INTRODUCTION
There is an estimated 2 million adults who identify as transgender (TG) living in the United States.1 Unjust discrimination and violence have led to disproportionate health burdens among TG populations that have been consistently reported, such as higher prevalence of mental health distress, substance misuse, and HIV when compared to cisgender people (i.e. those whose sex assigned at birth aligns with their current gender identity).2,3 While health literature on TG individuals is growing, this population is largely overlooked in epidemiologic studies due to small sample size limitations and inconsistent gender identity data collection measures.4 Recruiting a large sample size of TG people is labor intensive and costly, leading researchers to resort to real-world data (RWD) sources like electronic healthcare databases to create efficient methods for identifying these patients.

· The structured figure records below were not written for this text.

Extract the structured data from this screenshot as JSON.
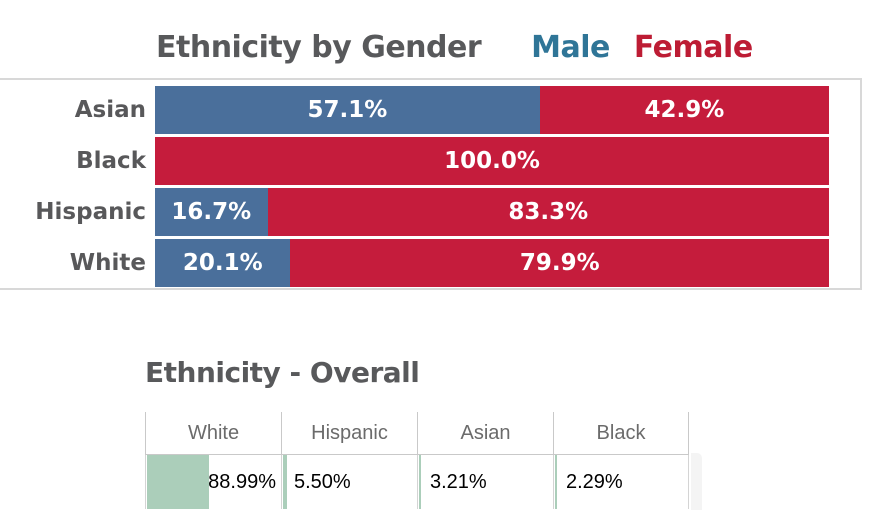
{
  "header": {
    "title": "Ethnicity by Gender",
    "legend": [
      {
        "label": "Male",
        "text_color": "#2f7597"
      },
      {
        "label": "Female",
        "text_color": "#bd1c34"
      }
    ]
  },
  "overall": {
    "title": "Ethnicity - Overall"
  },
  "colors": {
    "male_bar": "#4a6f9b",
    "female_bar": "#c51c3c",
    "databar_green": "#abceba",
    "chart_border": "#d8d8d8",
    "title_gray": "#58595b"
  },
  "chart_data": [
    {
      "type": "bar",
      "subtype": "horizontal-stacked-100pct",
      "title": "Ethnicity by Gender",
      "categories": [
        "Asian",
        "Black",
        "Hispanic",
        "White"
      ],
      "series": [
        {
          "name": "Male",
          "color": "#4a6f9b",
          "values": [
            57.1,
            0.0,
            16.7,
            20.1
          ]
        },
        {
          "name": "Female",
          "color": "#c51c3c",
          "values": [
            42.9,
            100.0,
            83.3,
            79.9
          ]
        }
      ],
      "data_labels": [
        "57.1%",
        "42.9%",
        "100.0%",
        "16.7%",
        "83.3%",
        "20.1%",
        "79.9%"
      ],
      "value_format": "percent-one-decimal",
      "xlim": [
        0,
        100
      ],
      "legend_position": "top-right-inline-with-title",
      "grid": false
    },
    {
      "type": "table",
      "title": "Ethnicity - Overall",
      "columns": [
        "White",
        "Hispanic",
        "Asian",
        "Black"
      ],
      "values": [
        {
          "text": "88.99%",
          "value": 88.99
        },
        {
          "text": "5.50%",
          "value": 5.5
        },
        {
          "text": "3.21%",
          "value": 3.21
        },
        {
          "text": "2.29%",
          "value": 2.29
        }
      ],
      "databar_color": "#abceba"
    }
  ]
}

Computational phenotypes (CPs) have become emerging tools to distinguish groups of patients with shared characteristics within electronic healthcare databases, and they have an important role in TG health-related research.5 In brief, CPs are algorithms that use a combination of diagnostic and procedure codes, medication records, and demographic characteristics to identify patient populations within healthcare utilization data.6 Given the varying data models from RWD sources, there is not a single standardized method to identify TG patients. A systematic review in 2016 assessing the variation in prevalence estimates of TG people using self-reported gender identity information from surveys and TG-related diagnosis codes from electronic healthcare data across the world highlighted the lack of standardization and significant heterogeneity of ascertainment of TG status across studies as an important barrier for research.4
To date, there has not been a review of published literature on CPs to better understand their ability to identify TG people and their health utilization patterns within electronic health care data. Similarly, there has not been a comprehensive assessment of validity of such CP algorithms in this setting. In this narrative review, we aim to discuss the existing literature that has utilized CPs to identify TG people within electronic healthcare data and their validity, potential gaps, and a synthesis of future recommendations based on current knowledge.